Katie Hayes is the Civic Co-Chair and have been involved with NextGen for 3 years, she believes that NextGen plays an integral role in engaging the community of 18-40 year olds in Edmonton to help build and shape our city’s future. Whether it’s through using various content strategies to share information about issues relevant to our demographic or by developing initiatives that celebrate the contributions young people make in their communities, NextGen exists to provide opportunities for young people to be involved and engaged in community and civic life. One of the best pieces of advice Katie has received growing up was volunteer and get involved by giving back to your community and your city. Volunteering is a great way to grow and discover what makes our city so unique.

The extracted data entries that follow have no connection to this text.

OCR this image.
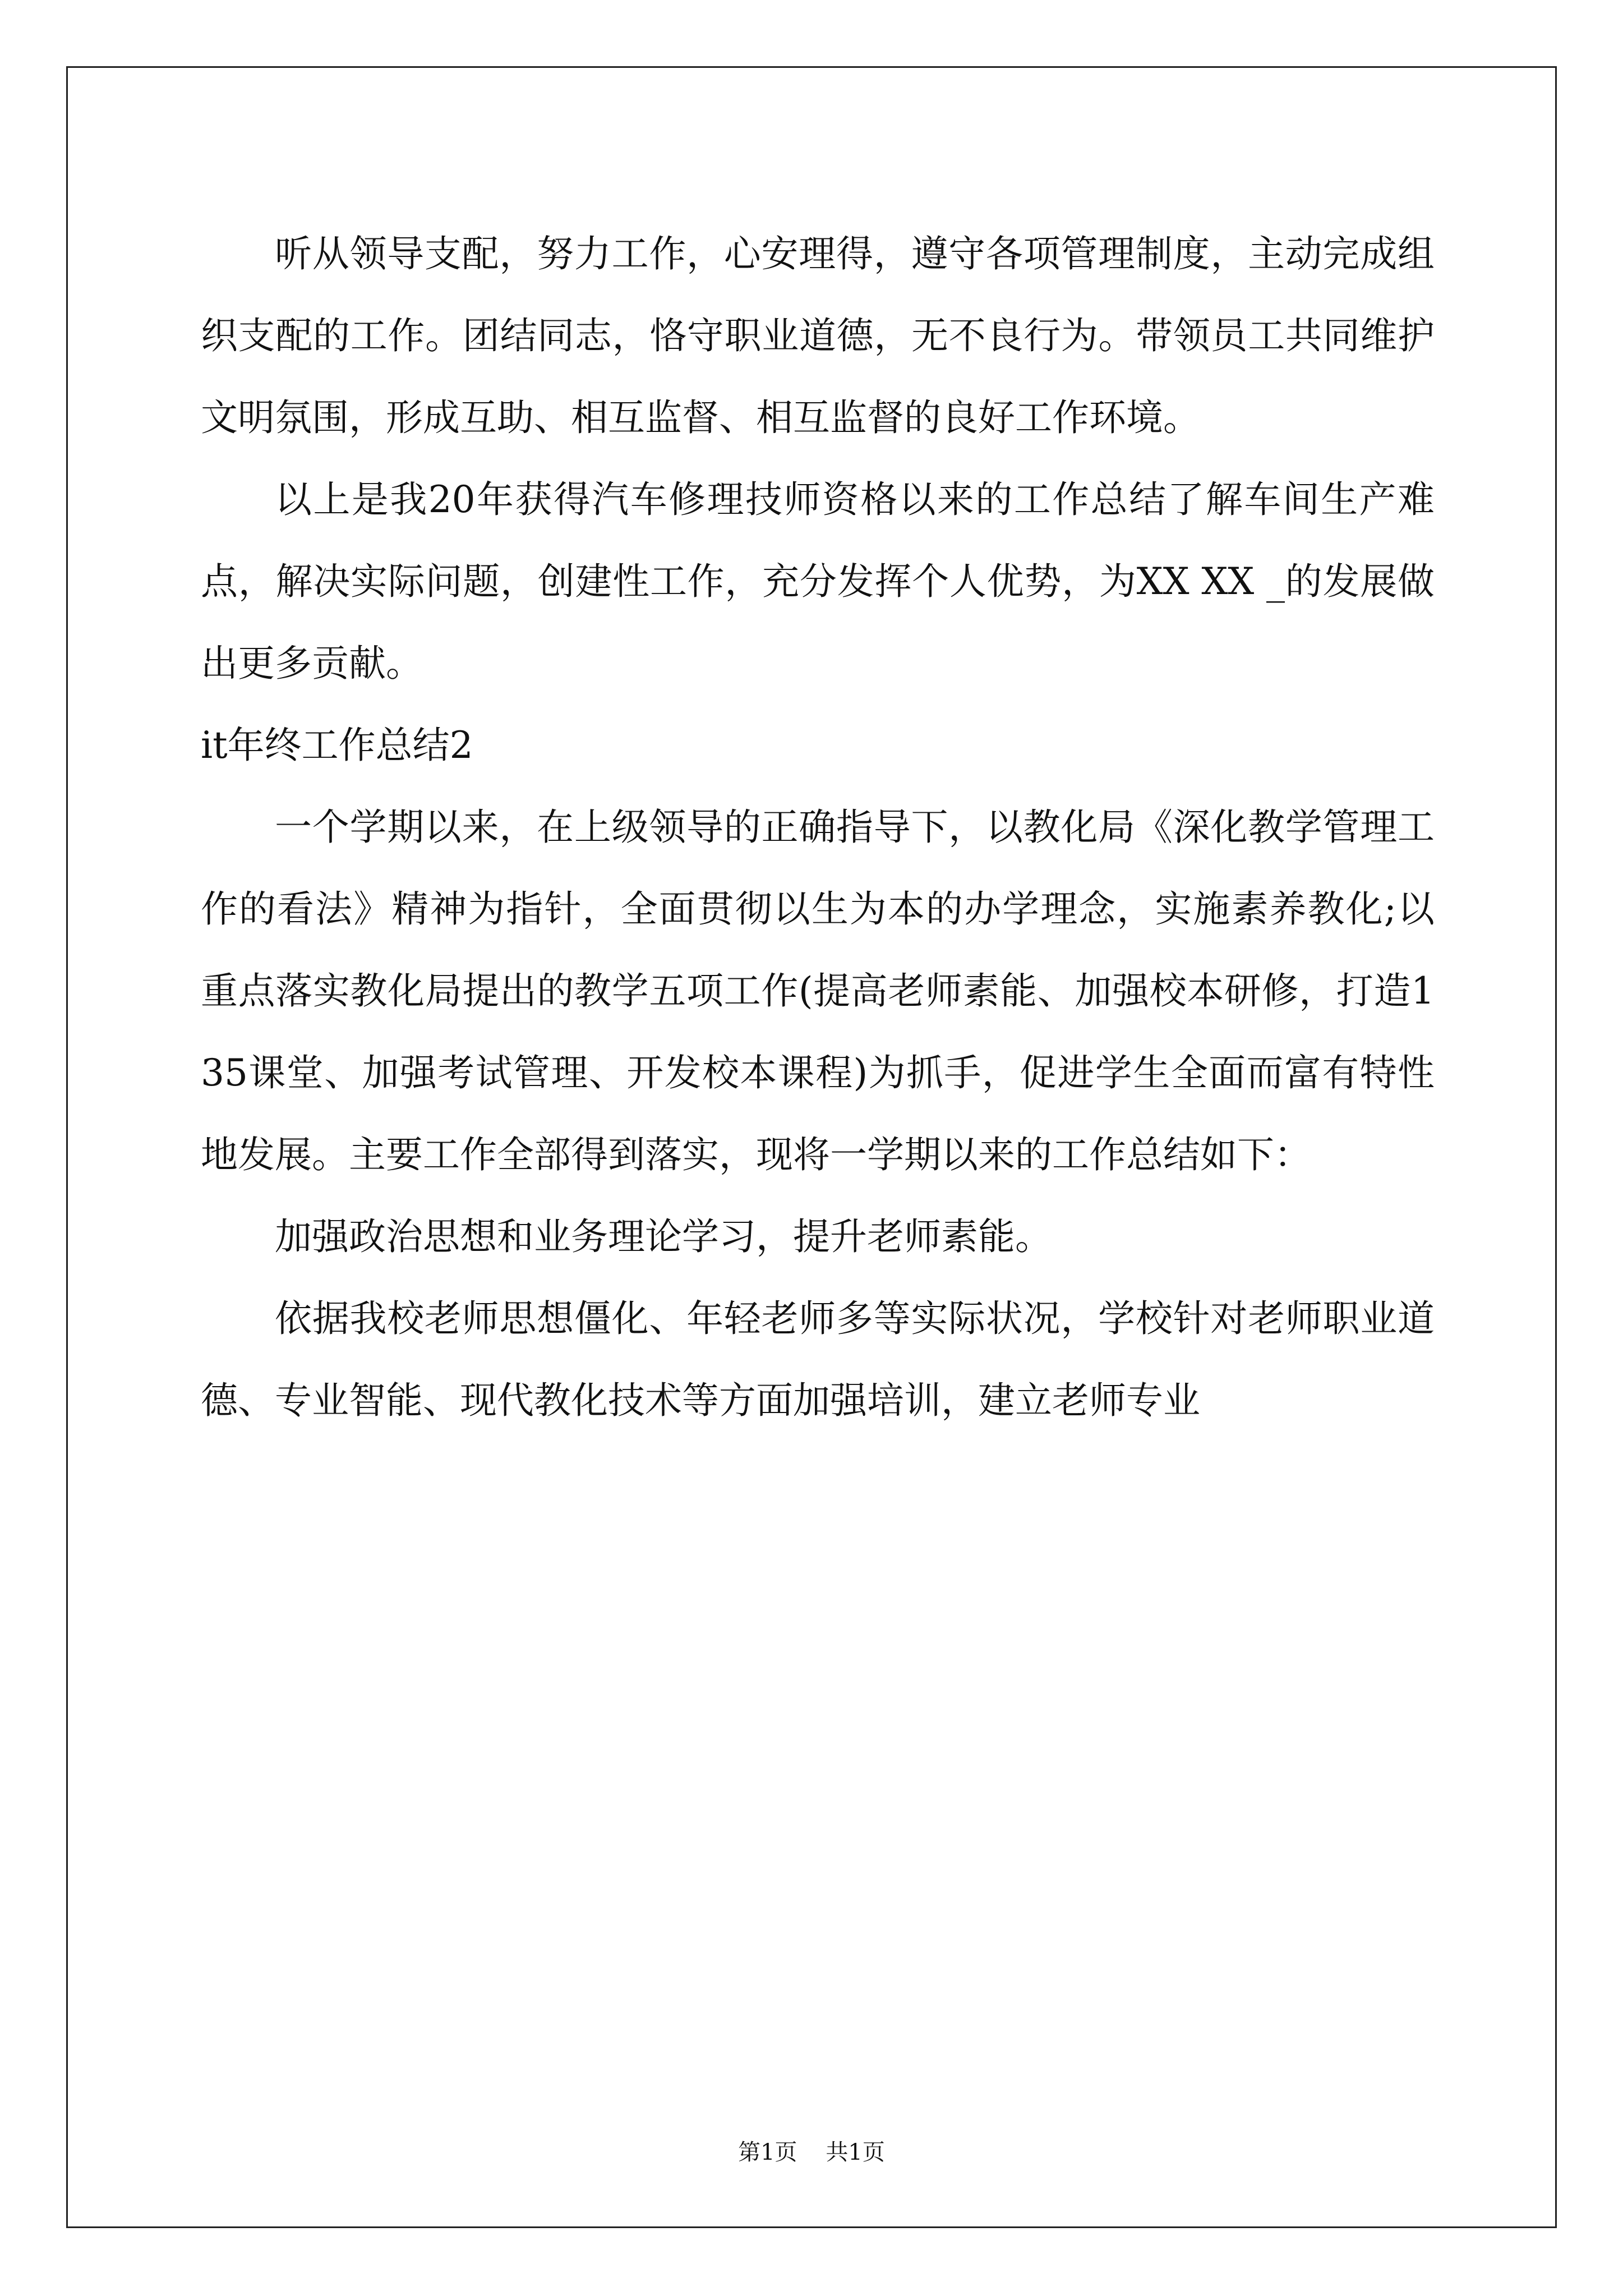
听从领导支配，努力工作，心安理得，遵守各项管理制度，主动完成组织支配的工作。团结同志，恪守职业道德，无不良行为。带领员工共同维护文明氛围，形成互助、相互监督、相互监督的良好工作环境。

以上是我20年获得汽车修理技师资格以来的工作总结了解车间生产难点，解决实际问题，创建性工作，充分发挥个人优势，为XX XX _的发展做出更多贡献。

it年终工作总结2

一个学期以来，在上级领导的正确指导下，以教化局《深化教学管理工作的看法》精神为指针，全面贯彻以生为本的办学理念，实施素养教化;以重点落实教化局提出的教学五项工作(提高老师素能、加强校本研修，打造135课堂、加强考试管理、开发校本课程)为抓手，促进学生全面而富有特性地发展。主要工作全部得到落实，现将一学期以来的工作总结如下：

加强政治思想和业务理论学习，提升老师素能。

依据我校老师思想僵化、年轻老师多等实际状况，学校针对老师职业道德、专业智能、现代教化技术等方面加强培训，建立老师专业

第1页    共1页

In my experience as the City Councillor on this initiative, NextGen is an exciting hub of opportunity for Edmontonians to meet inspiring individuals while giving back to the community. Some of my favourite experiences with NextGen has been at the City Jam concerts. The City Jam is a live music event that encourages volunteerism. In 2017, the City Jam helped raise 11,000 volunteer hours to local volunteer programs in Edmonton. There are no tickets sold for City Jam, the only way to gain admission is to volunteer for at least 10 hours and submit those hours to NextGen! Not only did I have a great time at the first two annual City Jam’s but I am inspired by the mission behind it – which is to celebrate volunteerism in Edmonton. Edmonton has a reputation for being a city full of dedicated volunteers, and initiatives like City Jam are critical in helping out city foster a culture of volunteerism.

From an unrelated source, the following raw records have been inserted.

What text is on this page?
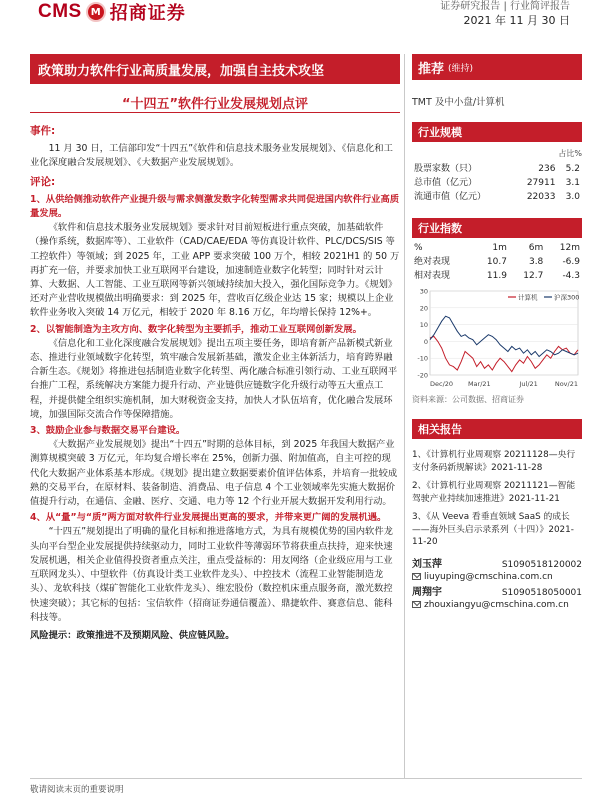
CMS M 招商证券	证券研究报告 | 行业简评报告
2021 年 11 月 30 日
政策助力软件行业高质量发展，加强自主技术攻坚
“十四五”软件行业发展规划点评
事件:
11 月 30 日，工信部印发“十四五”《软件和信息技术服务业发展规划》、《信息化和工业化深度融合发展规划》、《大数据产业发展规划》。
评论:
1、从供给侧推动软件产业提升级与需求侧激发数字化转型需求共同促进国内软件行业高质量发展。
《软件和信息技术服务业发展规划》要求针对目前短板进行重点突破，加基础软件（操作系统，数据库等）、工业软件（CAD/CAE/EDA 等仿真设计软件、PLC/DCS/SIS 等工控软件）等领域；到 2025 年，工业 APP 要求突破 100 万个，相较 2021H1 的 50 万再扩充一倍，并要求加快工业互联网平台建设，加速制造业数字化转型；同时针对云计算、大数据、人工智能、工业互联网等新兴领域持续加大投入，强化国际竞争力。《规划》还对产业营收规模做出明确要求：到 2025 年，营收百亿级企业达 15 家；规模以上企业软件业务收入突破 14 万亿元，相较于 2020 年 8.16 万亿，年均增长保持 12%+。
2、以智能制造为主攻方向、数字化转型为主要抓手，推动工业互联网创新发展。
《信息化和工业化深度融合发展规划》提出五项主要任务，即培育新产品新模式新业态、推进行业领域数字化转型，筑牢融合发展新基础，激发企业主体新活力，培育跨界融合新生态。《规划》将推进包括制造业数字化转型、两化融合标准引领行动、工业互联网平台推广工程，系统解决方案能力提升行动、产业链供应链数字化升级行动等五大重点工程，并提供健全组织实施机制，加大财税资金支持，加快人才队伍培育，优化融合发展环境，加强国际交流合作等保障措施。
3、鼓励企业参与数据交易平台建设。
《大数据产业发展规划》提出“十四五”时期的总体目标，到 2025 年我国大数据产业测算规模突破 3 万亿元，年均复合增长率在 25%，创新力强、附加值高，自主可控的现代化大数据产业体系基本形成。《规划》提出建立数据要素价值评估体系，并培育一批较成熟的交易平台，在原材料、装备制造、消费品、电子信息 4 个工业领域率先实施大数据价值提升行动，在通信、金融、医疗、交通、电力等 12 个行业开展大数据开发利用行动。
4、从“量”与“质”两方面对软件行业发展提出更高的要求，并带来更广阔的发展机遇。
“十四五”规划提出了明确的量化目标和推进落地方式，为具有规模优势的国内软件龙头向平台型企业发展提供持续驱动力，同时工业软件等薄弱环节将获重点扶持，迎来快速发展机遇，相关企业值得投资者重点关注，重点受益标的：用友网络（企业级应用与工业互联网龙头）、中望软件（仿真设计类工业软件龙头）、中控技术（流程工业智能制造龙头）、龙软科技（煤矿智能化工业软件龙头）、维宏股份（数控机床重点服务商，激光数控快速突破）；其它标的包括：宝信软件（招商证券通信覆盖）、鼎捷软件、赛意信息、能科科技等。
风险提示：政策推进不及预期风险、供应链风险。
推荐 (维持)
TMT 及中小盘/计算机
行业规模
占比%
股票家数（只）	236	5.2
总市值（亿元）	27911	3.1
流通市值（亿元）	22033	3.0
行业指数
%	1m	6m	12m
绝对表现	10.7	3.8	-6.9
相对表现	11.9	12.7	-4.3
30
20
10
0
-10
-20
Dec/20 Mar/21	Jul/21	Nov/21
计算机	沪深300
资料来源：公司数据、招商证券
相关报告
1、《计算机行业周观察 20211128—央行支付条码新规解读》2021-11-28
2、《计算机行业周观察 20211121—智能驾驶产业持续加速推进》2021-11-21
3、《从 Veeva 看垂直领域 SaaS 的成长——海外巨头启示录系列（十四）》2021-11-20
刘玉萍	S1090518120002
liuyuping@cmschina.com.cn
周翔宇	S1090518050001
zhouxiangyu@cmschina.com.cn
敬请阅读末页的重要说明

I think Ryan says it best, when asked why the next generations perspective matters. “We’re going to be the ones living here for the next half century! Edmonton is going through a generation of transformation and its our generation that is going to continue the transformation and reap the rewards. We’re all going to be much happier citizens if we use our voice to build the city we want to live in for the rest of our lives, and there’s a very real opportunity to do that right now”.